This documents provides basic information about the design of the extension, in order to make it easier to understand its operation and to help contributors add support for new forge technologies.
The goals of the extension are the following.
- show an immediate visual indication of the archival status of a project shown on the webpage of a code hosting platform
- provide one click operations to
- trigger new archival for missing or not up to date repositories
- visit archive page for a know repository
- support addition of specific user defined forges, on top of the default ones
- provide an easy way to add support for new forge technologies
A natural source of inspiration for this work was the unpaywall extension, and the extension code base started with a significantly stripped down version of the unpaywall source code. We have kept the same coding style, but the current extension works in a way that is pretty different from the unpaywall one.

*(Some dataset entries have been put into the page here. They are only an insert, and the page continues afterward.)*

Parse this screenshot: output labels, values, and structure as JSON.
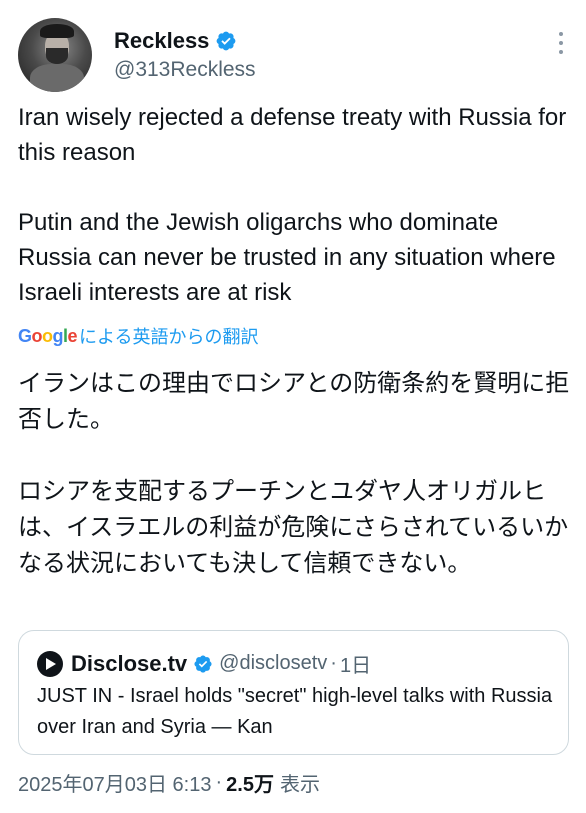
{
  "author": {
    "display_name": "Reckless",
    "handle": "@313Reckless",
    "verified_color": "#1d9bf0"
  },
  "tweet": {
    "text": "Iran wisely rejected a defense treaty with Russia for this reason\n\nPutin and the Jewish oligarchs who dominate Russia can never be trusted in any situation where Israeli interests are at risk",
    "translate_label": "による英語からの翻訳",
    "translated_text": "イランはこの理由でロシアとの防衛条約を賢明に拒否した。\n\nロシアを支配するプーチンとユダヤ人オリガルヒは、イスラエルの利益が危険にさらされているいかなる状況においても決して信頼できない。"
  },
  "google_logo": [
    "G",
    "o",
    "o",
    "g",
    "l",
    "e"
  ],
  "quote": {
    "display_name": "Disclose.tv",
    "handle": "@disclosetv",
    "time": "1日",
    "text": "JUST IN - Israel holds \"secret\" high-level talks with Russia over Iran and Syria — Kan"
  },
  "meta": {
    "timestamp": "2025年07月03日 6:13",
    "views_count": "2.5万",
    "views_label": "表示",
    "separator": "·"
  }
}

We started with supporting three popular forge technologies: Bitbucket, GitLab and GitHub. Luckily, in all these cases, a URL convention allows to spot easily a repository, with no need to do any parsing of the web page itself.
On GitHub, a URL related to a repository has always the prefix https://bitbucket.org/<workspace>/<repository>/
.
We can get the repository last modification as follows (see the Bitbucket documentation):
- perform a GET request at
https://api.bitbucket.org/2.0/repositories/<workspace>/<repository>
- retrieve the value of the
updated_on
field in the JSON document returned by the call
On GitHub, a URL related to a repository has always the prefix https://github.com/<entity>/<repository>/
.
We can get the repository last modification as follows (see the GitHub documentation):
- perform a GET request at
https://api.github.com/repos/<entity>/<repository>
- retrieve the value of the
pushed_at
field in the JSON document returned by the call
On a GitLab instance, we can proceed almost in the same way (see the GitLab documentation), with the following differences
- the call to the API must path encode the entity/repository slug
- the last modification is in the
last_activity_at
field
In all cases, a few special prefixes are reserved for use by the forge, so we need to filter them out.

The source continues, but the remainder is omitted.